Karin Schiefer interviewt Regisseurin Barbara Albert LICHT (2017)


Barbara Alberts LICHT führt in die Wiener höfische Gesellschaft des späten 18. Jahrhunderts und zur hochbegabten blinden Pianistin Maria Theresia Paradis, die hin- und hergerissen zwischen ihrem außergewöhnlichen Talent und dem Wunsch zu sehen, eine Entscheidung treffen muss.

Maria Theresia Paradis ist heute quasi in Vergessenheit geraten, obwohl sie als Zeitgenossin Glucks oder Haydns und als ein mit Mozart beinahe gleichaltriges Klavier-Wunderkind in der europäischen Musikszene präsent war. Wer war dieses Fräulein Paradis?

BARBARA ALBERT: Maria Theresia Paradis war eine zu ihrer Zeit erfolgreiche blinde Komponistin und Pianistin.
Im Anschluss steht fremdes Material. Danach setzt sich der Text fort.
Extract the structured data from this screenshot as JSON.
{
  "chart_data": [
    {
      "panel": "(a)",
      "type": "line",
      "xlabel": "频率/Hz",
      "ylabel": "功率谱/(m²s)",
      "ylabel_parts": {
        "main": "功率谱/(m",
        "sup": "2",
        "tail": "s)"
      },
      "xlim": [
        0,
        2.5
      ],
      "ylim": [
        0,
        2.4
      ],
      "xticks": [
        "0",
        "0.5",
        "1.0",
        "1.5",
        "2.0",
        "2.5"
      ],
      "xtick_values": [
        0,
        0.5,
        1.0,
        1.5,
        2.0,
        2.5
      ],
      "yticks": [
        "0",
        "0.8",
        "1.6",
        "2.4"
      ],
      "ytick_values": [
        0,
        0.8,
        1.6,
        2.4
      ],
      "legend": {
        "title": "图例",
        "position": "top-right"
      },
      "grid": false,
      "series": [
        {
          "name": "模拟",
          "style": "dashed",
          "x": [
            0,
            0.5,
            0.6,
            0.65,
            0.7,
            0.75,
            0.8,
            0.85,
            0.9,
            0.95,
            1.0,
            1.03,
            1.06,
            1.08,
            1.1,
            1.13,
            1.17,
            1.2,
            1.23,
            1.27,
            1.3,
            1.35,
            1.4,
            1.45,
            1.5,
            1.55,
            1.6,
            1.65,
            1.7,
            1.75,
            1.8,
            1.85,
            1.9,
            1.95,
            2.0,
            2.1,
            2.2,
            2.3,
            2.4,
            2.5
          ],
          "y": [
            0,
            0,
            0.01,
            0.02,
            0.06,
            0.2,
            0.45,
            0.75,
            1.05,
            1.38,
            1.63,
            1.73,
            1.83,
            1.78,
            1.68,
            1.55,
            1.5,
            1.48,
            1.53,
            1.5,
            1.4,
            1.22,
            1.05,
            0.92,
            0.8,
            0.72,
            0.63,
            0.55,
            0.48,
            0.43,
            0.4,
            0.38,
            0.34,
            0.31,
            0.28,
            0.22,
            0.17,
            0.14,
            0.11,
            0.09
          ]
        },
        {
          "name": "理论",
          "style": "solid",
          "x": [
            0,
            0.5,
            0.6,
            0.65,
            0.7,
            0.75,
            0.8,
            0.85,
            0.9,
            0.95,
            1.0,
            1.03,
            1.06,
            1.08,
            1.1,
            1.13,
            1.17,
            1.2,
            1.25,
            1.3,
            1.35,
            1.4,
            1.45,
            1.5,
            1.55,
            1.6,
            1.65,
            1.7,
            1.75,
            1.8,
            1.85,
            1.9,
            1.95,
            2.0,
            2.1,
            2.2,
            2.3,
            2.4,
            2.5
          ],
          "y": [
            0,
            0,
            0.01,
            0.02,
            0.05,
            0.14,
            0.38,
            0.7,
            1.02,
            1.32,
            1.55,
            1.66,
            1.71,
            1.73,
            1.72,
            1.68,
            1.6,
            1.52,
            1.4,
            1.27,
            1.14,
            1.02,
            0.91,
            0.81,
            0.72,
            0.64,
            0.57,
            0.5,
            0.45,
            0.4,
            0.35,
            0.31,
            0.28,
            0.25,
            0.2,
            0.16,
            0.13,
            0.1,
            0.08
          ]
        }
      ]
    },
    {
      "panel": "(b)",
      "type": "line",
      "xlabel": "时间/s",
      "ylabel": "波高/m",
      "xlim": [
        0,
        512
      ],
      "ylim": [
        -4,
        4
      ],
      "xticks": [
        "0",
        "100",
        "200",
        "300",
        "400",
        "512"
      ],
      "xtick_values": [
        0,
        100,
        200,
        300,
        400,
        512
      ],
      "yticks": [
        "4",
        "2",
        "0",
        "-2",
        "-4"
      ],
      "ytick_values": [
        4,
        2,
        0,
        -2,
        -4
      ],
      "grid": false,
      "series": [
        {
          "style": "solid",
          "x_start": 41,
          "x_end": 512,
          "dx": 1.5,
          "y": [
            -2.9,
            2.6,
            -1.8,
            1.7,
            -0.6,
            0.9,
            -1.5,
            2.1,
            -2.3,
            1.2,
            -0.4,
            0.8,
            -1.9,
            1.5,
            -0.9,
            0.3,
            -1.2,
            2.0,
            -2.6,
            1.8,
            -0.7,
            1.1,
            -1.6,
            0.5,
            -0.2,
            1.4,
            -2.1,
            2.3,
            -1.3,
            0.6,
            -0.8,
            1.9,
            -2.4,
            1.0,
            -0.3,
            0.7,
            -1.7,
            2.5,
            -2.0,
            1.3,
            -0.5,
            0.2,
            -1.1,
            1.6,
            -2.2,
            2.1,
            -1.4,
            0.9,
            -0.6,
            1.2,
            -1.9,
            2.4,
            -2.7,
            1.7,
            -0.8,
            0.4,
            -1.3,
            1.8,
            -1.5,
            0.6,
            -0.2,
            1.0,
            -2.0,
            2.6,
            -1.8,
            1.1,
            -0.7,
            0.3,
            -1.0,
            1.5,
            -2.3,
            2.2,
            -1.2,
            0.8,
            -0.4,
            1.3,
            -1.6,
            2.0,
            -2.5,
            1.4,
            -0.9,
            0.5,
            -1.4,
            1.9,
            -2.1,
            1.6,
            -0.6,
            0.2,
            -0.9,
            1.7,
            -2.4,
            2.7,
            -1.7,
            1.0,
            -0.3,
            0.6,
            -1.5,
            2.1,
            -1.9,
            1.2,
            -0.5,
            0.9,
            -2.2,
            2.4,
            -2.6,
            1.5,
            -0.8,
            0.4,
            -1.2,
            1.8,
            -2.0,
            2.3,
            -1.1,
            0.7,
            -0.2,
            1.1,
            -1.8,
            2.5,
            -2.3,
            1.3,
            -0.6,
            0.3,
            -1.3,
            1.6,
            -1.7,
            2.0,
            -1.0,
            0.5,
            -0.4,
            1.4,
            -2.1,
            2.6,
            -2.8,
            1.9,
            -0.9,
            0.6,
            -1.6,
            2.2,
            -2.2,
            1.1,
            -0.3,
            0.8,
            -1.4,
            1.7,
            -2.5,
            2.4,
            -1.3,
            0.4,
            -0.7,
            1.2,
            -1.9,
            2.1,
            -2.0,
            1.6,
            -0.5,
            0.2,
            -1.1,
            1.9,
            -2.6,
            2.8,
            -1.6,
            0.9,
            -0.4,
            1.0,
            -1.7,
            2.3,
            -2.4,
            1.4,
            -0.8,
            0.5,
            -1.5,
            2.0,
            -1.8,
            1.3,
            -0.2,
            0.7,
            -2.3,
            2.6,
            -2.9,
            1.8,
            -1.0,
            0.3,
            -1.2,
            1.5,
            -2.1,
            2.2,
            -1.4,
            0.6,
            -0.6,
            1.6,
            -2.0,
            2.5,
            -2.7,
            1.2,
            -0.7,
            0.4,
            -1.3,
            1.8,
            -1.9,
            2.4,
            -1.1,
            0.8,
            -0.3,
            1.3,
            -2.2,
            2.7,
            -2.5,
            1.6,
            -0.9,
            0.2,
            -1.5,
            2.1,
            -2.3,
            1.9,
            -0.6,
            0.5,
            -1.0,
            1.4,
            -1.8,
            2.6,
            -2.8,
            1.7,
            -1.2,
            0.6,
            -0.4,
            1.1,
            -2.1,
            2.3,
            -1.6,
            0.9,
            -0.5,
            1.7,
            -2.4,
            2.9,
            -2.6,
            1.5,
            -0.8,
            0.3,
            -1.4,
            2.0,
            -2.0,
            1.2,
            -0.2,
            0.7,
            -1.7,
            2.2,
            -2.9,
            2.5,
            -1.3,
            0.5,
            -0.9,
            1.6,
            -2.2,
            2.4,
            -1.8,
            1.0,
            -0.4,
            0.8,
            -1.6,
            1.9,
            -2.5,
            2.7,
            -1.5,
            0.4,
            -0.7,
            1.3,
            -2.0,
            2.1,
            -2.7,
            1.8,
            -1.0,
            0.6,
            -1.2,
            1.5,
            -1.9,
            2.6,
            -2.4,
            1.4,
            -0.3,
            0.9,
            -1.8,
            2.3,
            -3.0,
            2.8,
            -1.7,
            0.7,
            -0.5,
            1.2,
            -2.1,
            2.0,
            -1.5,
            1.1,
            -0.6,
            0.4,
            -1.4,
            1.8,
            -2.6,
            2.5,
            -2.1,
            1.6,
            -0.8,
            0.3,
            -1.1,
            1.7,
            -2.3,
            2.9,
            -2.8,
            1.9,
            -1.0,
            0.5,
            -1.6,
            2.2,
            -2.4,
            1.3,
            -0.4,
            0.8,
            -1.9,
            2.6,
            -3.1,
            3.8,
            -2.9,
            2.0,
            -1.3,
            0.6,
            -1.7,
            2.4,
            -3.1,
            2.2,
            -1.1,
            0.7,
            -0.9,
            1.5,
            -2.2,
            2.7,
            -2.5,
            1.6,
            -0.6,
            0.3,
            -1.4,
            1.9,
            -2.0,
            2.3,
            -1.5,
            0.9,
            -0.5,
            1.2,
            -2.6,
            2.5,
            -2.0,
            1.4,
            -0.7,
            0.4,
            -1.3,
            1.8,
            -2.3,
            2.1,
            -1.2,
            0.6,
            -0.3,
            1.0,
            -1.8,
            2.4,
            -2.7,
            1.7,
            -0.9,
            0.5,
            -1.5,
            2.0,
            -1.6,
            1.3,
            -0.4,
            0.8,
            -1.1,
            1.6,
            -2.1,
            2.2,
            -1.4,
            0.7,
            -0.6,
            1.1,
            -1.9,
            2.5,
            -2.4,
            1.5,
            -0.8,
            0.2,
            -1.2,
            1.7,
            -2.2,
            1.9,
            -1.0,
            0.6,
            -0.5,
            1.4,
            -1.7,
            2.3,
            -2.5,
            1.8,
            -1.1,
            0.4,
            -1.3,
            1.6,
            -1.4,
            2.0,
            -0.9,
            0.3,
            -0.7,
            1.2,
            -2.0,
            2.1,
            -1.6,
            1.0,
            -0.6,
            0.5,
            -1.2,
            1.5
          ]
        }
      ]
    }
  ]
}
Sie war eineselbstbewusste Frau, die trotz oder aufgrund ihrer Blindheit große Bekanntheit erfahren hat und durch Europa gereist ist, um Konzerte zu geben, aber auch, um sich mit zeitgenössischen Komponisten und ebenfalls blinden Berühmtheiten und Zeitgenossen auszutauschen. Ihre pädagogischen Fähigkeiten müssen groß gewesen sein; sie mündeten schließlich in der Gründung einer Klavierschule für Blinde. Leider sind große Teile ihres Werks verschollen, am bekanntesten ist ihre ‚Sicilienne’ für Violine und Klavier, wobei hier ihre Autorenschaft immer noch umstritten ist.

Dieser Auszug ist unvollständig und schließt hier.